Olivier Starquit plaide pour la restauration des droits et la souveraineté démocratique, notamment en réinventant le socialisme. Ce dernier doit se décliner en « socialismes possibles », portés par des discours positifs et une mobilisation des affects pour rendre le monde « désirable ». Il appelle à un renouveau de l’État social comme rempart contre les crises écologique, économique et sociale. Cela passe par des services publics performants, éloignés des logiques marchandes et identitaires, mais aussi par une réinvention des biens communs, une fiscalité juste et une redéfinition des besoins.
L’auteur critique également les notions de bienveillance et de résilience, souvent présentées comme positives. La bienveillance implique un jugement moral sur les autres, tandis que la résilience encourage à supporter les traumatismes sans remettre en cause le système qui les produit. Ces termes, bien qu’apparemment vertueux, servent la doxa néolibérale et perpétuent les inégalités.
Le syndicaliste explore les formes de violence sociétale, de l’institutionnelle à la répressive, et insiste sur l’importance d’une autodéfense politique. Quant au débat sur le woksime, il le replace dans une continuité historique des luttes pour la justice sociale, tout en soulignant son instrumentalisation par les conservateurs pour polariser la société.
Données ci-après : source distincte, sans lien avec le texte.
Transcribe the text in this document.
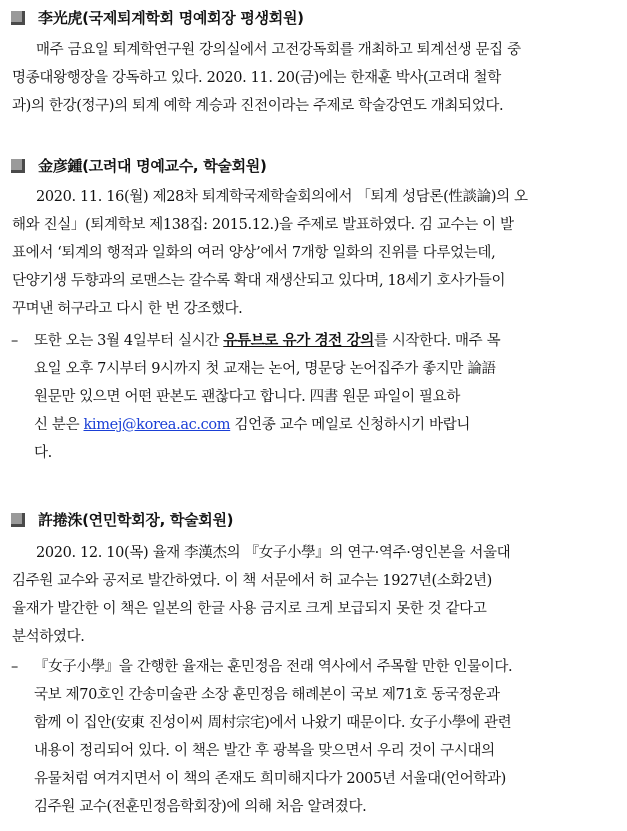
李光虎(국제퇴계학회 명예회장 평생회원)
매주 금요일 퇴계학연구원 강의실에서 고전강독회를 개최하고 퇴계선생 문집 중
명종대왕행장을 강독하고 있다. 2020. 11. 20(금)에는 한재훈 박사(고려대 철학
과)의 한강(정구)의 퇴계 예학 계승과 진전이라는 주제로 학술강연도 개최되었다.
金彦鍾(고려대 명예교수, 학술회원)
2020. 11. 16(월) 제28차 퇴계학국제학술회의에서 「퇴계 성담론(性談論)의 오
해와 진실」(퇴계학보 제138집: 2015.12.)을 주제로 발표하였다. 김 교수는 이 발
표에서 ‘퇴계의 행적과 일화의 여러 양상’에서 7개항 일화의 진위를 다루었는데,
단양기생 두향과의 로맨스는 갈수록 확대 재생산되고 있다며, 18세기 호사가들이
꾸며낸 허구라고 다시 한 번 강조했다.
– 또한 오는 3월 4일부터 실시간 유튜브로 유가 경전 강의를 시작한다. 매주 목
요일 오후 7시부터 9시까지 첫 교재는 논어, 명문당 논어집주가 좋지만 論語
원문만 있으면 어떤 판본도 괜찮다고 합니다. 四書 원문 파일이 필요하
신 분은 kimej@korea.ac.com 김언종 교수 메일로 신청하시기 바랍니
다.
許捲洙(연민학회장, 학술회원)
2020. 12. 10(목) 율재 李漢杰의 『女子小學』의 연구·역주·영인본을 서울대
김주원 교수와 공저로 발간하였다. 이 책 서문에서 허 교수는 1927년(소화2년)
율재가 발간한 이 책은 일본의 한글 사용 금지로 크게 보급되지 못한 것 같다고
분석하였다.
– 『女子小學』을 간행한 율재는 훈민정음 전래 역사에서 주목할 만한 인물이다.
국보 제70호인 간송미술관 소장 훈민정음 해례본이 국보 제71호 동국정운과
함께 이 집안(安東 진성이씨 周村宗宅)에서 나왔기 때문이다. 女子小學에 관련
내용이 정리되어 있다. 이 책은 발간 후 광복을 맞으면서 우리 것이 구시대의
유물처럼 여겨지면서 이 책의 존재도 희미해지다가 2005년 서울대(언어학과)
김주원 교수(전훈민정음학회장)에 의해 처음 알려졌다.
En conclusion, Olivier Starquit offre une analyse limpide des dynamiques qui ont permis à l’extrême droite de prospérer : désillusion, confiscation du débat public, montée du complotisme et individualisme exacerbé. Il plaide pour un renouveau démocratique et une transition écologique s’appuyant sur l’État social, la redistribution des richesses et la revalorisation des solidarités collectives. Tout un programme auquel on ne peut que souscrire !
Olivier Starquit, Le poing, la rose et le putois, Liège, Territoires de la Mémoire, coll. « Libres écrits », 2022, 164 pages.
- Dont Olivier Starquit, L’individu privatisé. Le service public pour la démocratie, Bruxelles, Espace de Libertés, coll « Liberté j’écris ton nom », 2009, 88 p.
- Lire Arthur Sente « Chasse aux mots en terrain conquis », dans Espace de Libertés, no 472, octobre 2018.